Он подвел ее к стеллажу с книгами, снял с полки зеленоватый томик, на обложке которого была нарисована пума.

– «Изображение животного», – прочитала Надя вслух.

– Василий Алексеевич, но все-таки что нам делать? – опять спросил отец Нади. – Учительница во Дворце пионеров считает ненормальным то, что девочка не работает цветом.

– А как же, конечно, я с ней согласен, – сказал старик.

– Согласны?

– Да. А что вас удивляет? В Японии дети в обыкновенной школе различают сто шестьдесят единиц цвета. Им показывают любой оттенок, и они тут же называют номер. Как таблица умножения.

– Но как же быть? – сник отец Нади.

– Вы, наверное, слышали или читали, дорогой Николай Николаевич, как добывают в тайге корень женьшень. Когда охотнику посчастливится обнаружить маленький росток, он строит около корня шалаш и живет в нем до тех пор, пока корень созреет, охраняет его. Мне думается, Надя такой же драгоценный росток. Я ставлю свой шалаш около нее.

– Спасибо…

– За это не благодарят, – перебил Брагин нетерпеливым жестом. – Это мой долг художника.
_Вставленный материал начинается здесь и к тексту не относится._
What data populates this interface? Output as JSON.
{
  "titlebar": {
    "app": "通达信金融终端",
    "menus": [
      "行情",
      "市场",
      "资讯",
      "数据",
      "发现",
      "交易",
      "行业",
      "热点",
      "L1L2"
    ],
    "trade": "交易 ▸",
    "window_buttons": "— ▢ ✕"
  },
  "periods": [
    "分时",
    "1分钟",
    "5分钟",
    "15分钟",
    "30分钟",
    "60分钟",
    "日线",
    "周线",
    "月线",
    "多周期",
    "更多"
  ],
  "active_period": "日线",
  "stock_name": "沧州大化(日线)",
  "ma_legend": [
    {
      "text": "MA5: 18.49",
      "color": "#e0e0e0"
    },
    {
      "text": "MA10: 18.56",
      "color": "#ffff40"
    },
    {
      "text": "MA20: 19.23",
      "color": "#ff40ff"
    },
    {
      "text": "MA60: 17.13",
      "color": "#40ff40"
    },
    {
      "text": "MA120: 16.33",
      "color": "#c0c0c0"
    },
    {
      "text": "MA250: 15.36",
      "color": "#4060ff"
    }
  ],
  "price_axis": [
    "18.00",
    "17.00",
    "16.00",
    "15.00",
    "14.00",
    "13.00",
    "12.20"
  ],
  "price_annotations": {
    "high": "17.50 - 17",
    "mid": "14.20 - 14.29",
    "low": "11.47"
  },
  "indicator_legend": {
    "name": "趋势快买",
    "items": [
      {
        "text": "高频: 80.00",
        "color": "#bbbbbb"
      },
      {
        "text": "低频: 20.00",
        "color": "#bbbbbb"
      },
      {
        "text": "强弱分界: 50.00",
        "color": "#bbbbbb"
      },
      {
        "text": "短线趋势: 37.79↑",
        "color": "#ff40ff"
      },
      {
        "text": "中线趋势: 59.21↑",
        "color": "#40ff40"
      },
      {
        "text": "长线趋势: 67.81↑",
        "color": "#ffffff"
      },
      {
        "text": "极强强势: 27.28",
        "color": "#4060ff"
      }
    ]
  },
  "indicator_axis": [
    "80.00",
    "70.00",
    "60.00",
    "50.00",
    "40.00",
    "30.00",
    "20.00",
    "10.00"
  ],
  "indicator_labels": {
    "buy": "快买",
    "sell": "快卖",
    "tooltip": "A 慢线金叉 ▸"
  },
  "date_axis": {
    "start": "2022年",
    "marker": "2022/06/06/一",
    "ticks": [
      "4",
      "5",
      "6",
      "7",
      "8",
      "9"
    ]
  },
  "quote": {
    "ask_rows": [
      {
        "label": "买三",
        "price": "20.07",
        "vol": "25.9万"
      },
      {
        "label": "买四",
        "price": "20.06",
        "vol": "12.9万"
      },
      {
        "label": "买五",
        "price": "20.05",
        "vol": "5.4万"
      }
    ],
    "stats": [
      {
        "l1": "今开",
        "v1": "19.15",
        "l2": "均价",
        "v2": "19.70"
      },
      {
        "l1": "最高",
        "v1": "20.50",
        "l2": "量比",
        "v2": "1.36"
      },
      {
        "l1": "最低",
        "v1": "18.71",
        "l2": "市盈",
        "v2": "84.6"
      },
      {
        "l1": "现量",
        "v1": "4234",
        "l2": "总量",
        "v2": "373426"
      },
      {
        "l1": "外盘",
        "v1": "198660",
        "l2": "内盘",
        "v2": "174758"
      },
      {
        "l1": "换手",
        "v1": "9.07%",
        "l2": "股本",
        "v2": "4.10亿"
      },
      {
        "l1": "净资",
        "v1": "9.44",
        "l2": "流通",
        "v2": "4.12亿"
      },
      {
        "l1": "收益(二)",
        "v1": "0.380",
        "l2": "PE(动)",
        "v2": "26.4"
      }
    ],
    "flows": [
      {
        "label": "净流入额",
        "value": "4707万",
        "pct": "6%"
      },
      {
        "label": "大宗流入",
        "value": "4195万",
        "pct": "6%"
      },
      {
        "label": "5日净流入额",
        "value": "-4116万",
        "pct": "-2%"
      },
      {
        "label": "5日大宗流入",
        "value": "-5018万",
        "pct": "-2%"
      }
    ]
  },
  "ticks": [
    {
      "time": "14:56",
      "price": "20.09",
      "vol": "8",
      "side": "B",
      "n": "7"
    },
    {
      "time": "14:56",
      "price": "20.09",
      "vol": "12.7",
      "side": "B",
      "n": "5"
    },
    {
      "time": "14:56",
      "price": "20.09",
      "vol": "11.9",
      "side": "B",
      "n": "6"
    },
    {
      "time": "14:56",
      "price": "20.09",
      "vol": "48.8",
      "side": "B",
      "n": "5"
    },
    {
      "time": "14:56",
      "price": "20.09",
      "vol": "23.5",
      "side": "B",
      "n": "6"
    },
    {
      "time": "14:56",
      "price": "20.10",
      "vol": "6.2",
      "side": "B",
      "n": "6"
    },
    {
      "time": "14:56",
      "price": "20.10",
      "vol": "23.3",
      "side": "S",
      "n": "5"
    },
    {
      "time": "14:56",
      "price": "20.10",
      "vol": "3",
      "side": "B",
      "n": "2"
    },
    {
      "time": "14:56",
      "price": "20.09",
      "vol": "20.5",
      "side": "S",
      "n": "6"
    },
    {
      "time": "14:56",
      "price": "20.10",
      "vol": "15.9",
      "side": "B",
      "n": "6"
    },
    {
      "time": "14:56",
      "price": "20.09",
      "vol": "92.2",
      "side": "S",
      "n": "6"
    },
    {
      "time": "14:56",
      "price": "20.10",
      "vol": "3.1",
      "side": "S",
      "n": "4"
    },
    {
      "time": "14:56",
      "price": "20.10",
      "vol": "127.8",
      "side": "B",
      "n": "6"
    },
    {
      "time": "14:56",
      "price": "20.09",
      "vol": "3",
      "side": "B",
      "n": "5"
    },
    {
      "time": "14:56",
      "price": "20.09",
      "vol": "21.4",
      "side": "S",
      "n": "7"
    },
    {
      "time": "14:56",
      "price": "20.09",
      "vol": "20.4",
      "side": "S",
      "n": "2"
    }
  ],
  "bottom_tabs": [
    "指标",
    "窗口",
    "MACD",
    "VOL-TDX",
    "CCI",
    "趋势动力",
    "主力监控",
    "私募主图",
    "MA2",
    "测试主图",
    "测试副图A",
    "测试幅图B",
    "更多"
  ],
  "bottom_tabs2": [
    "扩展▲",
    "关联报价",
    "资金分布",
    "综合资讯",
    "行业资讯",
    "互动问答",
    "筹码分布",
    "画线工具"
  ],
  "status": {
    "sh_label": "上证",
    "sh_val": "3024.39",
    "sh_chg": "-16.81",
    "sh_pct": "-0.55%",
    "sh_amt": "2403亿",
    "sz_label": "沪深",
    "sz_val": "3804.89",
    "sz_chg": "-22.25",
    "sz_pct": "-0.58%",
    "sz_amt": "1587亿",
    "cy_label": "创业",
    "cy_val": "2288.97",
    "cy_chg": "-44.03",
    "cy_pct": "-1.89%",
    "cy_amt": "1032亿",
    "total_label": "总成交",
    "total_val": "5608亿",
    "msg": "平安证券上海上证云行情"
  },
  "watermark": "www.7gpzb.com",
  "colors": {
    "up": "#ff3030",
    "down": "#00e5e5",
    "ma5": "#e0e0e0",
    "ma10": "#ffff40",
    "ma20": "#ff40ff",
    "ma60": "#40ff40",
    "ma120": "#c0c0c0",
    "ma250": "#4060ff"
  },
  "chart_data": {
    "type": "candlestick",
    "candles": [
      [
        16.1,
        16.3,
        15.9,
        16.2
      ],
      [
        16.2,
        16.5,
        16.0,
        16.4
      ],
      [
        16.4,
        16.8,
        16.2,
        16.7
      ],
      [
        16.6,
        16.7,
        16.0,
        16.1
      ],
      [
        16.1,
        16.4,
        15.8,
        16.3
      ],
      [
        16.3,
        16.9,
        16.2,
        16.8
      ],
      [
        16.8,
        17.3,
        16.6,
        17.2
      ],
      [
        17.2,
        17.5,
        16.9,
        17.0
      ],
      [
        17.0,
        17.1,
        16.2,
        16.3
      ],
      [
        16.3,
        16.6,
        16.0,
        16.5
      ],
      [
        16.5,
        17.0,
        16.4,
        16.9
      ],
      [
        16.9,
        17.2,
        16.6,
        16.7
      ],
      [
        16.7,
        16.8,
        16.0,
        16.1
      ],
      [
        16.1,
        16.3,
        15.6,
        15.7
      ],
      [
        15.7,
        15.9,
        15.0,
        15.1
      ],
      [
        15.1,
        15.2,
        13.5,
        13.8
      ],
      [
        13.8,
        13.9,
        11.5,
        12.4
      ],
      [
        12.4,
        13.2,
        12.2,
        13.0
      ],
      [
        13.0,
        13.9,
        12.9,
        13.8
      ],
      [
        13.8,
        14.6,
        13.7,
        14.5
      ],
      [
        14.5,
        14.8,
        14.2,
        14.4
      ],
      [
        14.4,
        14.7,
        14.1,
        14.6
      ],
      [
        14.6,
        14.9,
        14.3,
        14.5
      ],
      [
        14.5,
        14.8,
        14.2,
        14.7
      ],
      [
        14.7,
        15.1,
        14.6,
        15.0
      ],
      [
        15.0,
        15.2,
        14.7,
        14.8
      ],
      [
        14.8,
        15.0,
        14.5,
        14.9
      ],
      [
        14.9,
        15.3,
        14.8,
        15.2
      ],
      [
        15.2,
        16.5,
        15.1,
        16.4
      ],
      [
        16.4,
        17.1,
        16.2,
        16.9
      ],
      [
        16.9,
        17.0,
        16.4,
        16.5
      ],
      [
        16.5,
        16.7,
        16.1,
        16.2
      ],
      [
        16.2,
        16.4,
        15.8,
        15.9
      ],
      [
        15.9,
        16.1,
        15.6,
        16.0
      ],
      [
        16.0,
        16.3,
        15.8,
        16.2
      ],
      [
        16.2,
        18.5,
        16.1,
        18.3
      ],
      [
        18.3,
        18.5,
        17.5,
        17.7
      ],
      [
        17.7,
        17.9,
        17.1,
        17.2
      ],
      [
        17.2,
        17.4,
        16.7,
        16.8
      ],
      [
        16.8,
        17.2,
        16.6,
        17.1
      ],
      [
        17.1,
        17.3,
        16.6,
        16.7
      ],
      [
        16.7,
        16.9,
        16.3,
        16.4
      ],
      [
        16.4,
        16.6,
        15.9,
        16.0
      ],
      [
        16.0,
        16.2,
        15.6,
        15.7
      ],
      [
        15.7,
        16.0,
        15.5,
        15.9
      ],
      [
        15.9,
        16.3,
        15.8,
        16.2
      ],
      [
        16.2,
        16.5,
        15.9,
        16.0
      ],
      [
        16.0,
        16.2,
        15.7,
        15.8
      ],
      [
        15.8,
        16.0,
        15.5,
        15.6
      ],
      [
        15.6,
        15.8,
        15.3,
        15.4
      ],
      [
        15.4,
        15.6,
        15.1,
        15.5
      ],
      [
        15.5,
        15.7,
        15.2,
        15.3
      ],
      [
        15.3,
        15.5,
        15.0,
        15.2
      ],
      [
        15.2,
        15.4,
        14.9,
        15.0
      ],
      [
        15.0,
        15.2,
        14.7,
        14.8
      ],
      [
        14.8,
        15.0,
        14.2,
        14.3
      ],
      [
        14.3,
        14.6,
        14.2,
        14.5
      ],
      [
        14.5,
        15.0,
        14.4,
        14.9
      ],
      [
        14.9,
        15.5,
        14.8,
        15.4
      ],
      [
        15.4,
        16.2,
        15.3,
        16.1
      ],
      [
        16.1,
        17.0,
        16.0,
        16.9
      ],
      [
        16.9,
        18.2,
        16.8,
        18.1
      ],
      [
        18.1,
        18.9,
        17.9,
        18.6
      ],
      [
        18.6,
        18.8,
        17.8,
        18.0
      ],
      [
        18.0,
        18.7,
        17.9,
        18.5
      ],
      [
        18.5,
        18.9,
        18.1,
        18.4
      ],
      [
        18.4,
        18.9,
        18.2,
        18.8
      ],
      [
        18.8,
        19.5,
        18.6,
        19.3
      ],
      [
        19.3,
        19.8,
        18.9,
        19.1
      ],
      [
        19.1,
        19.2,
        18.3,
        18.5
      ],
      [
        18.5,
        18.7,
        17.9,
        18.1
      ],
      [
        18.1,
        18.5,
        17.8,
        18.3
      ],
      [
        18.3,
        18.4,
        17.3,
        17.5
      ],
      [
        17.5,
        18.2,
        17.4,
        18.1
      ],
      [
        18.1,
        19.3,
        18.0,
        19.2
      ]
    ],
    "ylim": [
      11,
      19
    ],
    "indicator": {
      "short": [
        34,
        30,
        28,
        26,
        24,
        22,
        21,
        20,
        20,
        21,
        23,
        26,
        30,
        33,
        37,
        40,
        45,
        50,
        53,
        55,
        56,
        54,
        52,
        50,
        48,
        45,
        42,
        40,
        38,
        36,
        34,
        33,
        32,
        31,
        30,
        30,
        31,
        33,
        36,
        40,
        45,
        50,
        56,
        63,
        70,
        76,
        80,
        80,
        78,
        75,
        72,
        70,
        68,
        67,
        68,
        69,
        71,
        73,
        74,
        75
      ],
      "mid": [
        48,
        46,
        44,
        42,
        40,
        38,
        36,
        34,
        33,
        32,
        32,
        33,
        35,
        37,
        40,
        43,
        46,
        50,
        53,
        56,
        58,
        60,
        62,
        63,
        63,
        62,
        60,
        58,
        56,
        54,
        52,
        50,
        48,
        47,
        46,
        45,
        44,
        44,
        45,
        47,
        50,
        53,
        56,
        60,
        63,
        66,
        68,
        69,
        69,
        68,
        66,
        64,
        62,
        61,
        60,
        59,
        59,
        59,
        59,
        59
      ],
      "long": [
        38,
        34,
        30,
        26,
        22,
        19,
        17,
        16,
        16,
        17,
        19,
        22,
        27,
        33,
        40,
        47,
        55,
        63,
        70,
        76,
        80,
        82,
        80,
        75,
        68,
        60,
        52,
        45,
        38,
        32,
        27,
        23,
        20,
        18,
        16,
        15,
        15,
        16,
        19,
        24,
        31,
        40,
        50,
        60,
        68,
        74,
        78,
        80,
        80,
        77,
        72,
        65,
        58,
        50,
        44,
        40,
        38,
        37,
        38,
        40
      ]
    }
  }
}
Николай Николаевич хотел положить книгу в папку с рисунками, но Надя прижала ее к себе и не отдала. Ей приятно было держать в руках подарок. Она даже варежку на правую руку не надела. Так и шла по двору, незаметно для всех поглаживая обложку. Огибая мраморные глыбы, прикрытые сверху дырявыми рогожами, она задержалась на мгновение, чтобы потрогать шершавую грань камня. Потрогала и вспомнила о руках художника. И хотя видела, что он обыкновенный человек, опять подумала о нем как о великане. Ведь это для него привезли мраморы и граниты, из которых он будет вырубать новых медведей, обезьян и слонов.

После второй встречи Василий Алексеевич подарил Наде еще одну книгу, где были его рисунки и где рассказывалось, как он жил и работал.

«Милой Надюше на память от ее старого поклонника», – написал он на титульном листе.

После третьей встречи на рисунке «Телячья нежность», который ему очень нравился, оставил в уголке совет:

«Надя, побольше современных тем».

После четвертой встречи на рисунке «Бегущие олени» появился еще один автограф знаменитого художника:

«Милая Надя! Все очень хорошо, но всегда старайся еще лучше. Дедушка Брагин».

Василий Алексеевич Брагин встречался с Надей редко, не больше двух-трех раз в год: во время зимних и летних каникул. Но знал он о девочке все. Николай Николаевич привозил ему на просмотр новые рисунки, рассказывал об успехах в школе и во Дворце пионеров.